Flow's Ella Marren has happy memories of using Huisgenoot to complete school projects. The magazine had the highest circulation figures of any South African magazine, followed by sister magazine YOU, its English-language version. (Image: Media24)

Ella Marren, project manager

I feel sad, and nostalgic. To open a magazine is an experience that is very close to my heart. It is new, it smells new and it is super special.

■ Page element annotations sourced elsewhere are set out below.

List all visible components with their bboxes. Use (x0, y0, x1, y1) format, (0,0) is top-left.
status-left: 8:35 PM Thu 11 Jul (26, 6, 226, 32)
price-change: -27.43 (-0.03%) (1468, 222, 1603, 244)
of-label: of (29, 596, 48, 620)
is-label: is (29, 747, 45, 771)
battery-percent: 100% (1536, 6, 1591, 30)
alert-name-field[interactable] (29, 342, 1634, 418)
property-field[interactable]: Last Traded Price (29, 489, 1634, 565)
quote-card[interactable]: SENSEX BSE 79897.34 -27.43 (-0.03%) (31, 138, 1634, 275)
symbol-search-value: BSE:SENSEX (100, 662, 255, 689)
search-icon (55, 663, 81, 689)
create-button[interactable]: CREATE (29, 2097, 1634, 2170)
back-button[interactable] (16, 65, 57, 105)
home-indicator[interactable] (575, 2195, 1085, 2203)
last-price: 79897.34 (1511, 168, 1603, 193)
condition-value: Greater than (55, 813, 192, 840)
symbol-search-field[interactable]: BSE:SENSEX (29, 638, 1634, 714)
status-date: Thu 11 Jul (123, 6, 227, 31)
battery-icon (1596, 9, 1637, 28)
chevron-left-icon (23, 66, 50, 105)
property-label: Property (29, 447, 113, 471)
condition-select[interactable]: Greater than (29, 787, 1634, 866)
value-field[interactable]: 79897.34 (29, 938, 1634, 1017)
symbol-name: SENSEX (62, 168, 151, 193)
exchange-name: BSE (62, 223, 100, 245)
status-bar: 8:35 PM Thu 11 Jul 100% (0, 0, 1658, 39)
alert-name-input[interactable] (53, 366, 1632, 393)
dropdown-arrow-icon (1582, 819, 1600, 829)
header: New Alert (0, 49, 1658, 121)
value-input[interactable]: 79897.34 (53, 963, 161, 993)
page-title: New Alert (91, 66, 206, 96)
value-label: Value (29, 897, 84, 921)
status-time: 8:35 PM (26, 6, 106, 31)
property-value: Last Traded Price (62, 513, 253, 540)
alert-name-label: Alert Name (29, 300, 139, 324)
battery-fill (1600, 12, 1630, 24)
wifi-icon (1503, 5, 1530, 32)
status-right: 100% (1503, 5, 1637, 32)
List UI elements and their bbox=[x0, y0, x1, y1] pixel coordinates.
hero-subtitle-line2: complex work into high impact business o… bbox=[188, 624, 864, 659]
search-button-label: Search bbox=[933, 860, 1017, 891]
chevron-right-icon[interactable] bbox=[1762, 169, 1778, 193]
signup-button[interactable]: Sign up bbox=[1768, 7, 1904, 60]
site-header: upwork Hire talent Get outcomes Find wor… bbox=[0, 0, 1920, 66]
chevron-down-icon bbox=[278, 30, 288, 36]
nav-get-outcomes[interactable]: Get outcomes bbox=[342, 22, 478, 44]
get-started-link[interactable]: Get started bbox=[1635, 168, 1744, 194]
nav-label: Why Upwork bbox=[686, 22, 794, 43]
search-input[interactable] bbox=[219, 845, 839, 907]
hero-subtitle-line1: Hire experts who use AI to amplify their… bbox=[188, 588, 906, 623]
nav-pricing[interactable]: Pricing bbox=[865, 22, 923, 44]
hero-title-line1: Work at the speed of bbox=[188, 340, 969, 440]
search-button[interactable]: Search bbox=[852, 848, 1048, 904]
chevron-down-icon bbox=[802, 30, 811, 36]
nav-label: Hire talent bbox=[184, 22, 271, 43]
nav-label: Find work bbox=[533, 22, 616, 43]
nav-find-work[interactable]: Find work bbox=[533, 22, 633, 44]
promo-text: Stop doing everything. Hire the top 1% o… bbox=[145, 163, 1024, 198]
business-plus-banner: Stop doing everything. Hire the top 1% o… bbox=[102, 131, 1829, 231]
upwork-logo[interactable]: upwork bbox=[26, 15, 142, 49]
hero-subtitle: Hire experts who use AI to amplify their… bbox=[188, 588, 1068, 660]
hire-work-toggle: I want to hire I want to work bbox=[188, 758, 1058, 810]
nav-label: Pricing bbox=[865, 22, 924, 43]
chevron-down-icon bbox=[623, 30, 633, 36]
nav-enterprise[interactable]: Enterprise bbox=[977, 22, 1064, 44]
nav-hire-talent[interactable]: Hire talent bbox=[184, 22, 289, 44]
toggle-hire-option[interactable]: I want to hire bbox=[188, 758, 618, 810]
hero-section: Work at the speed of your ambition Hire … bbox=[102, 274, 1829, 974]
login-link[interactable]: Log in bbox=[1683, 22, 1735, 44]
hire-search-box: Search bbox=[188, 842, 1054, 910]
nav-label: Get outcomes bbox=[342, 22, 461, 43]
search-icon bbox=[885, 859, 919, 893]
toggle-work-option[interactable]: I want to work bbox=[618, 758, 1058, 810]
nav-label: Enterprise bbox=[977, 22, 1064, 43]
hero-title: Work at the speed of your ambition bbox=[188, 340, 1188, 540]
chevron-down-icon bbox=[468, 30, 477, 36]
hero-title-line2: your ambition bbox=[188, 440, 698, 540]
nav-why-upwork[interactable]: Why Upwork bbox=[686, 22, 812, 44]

I’ve done a lot of school projects using the Huisgenoot feature “Fanie en Melanie” – it was fantastic. As kids, we counted the days until the next magazine would come out. We used to fight about who would read the mags first – and we had to take turns. It’s so sad that our kids won’t ever have the same experience. (Huisgenoot is a Media24 publication and is not affected by these closures).

Allison MacDonald, account director

I’m bereft. So many of these titles have been fundamental to me and have been bibles during various phases of my life. To this day, I bake an apple pie for special dinner party puddings. It’s a recipe I found in Rooi Rose sometime in the 80s. My mother died long before I became a mother myself, so I raised my boys from infancy to horrendous teens with the help of Living and Loving. And Cosmo – dear, wonderful Cosmo – assuring me month after month that I’m not as aberrant as I sometimes feared I was. It’s like losing a whole bunch of friends. Sob.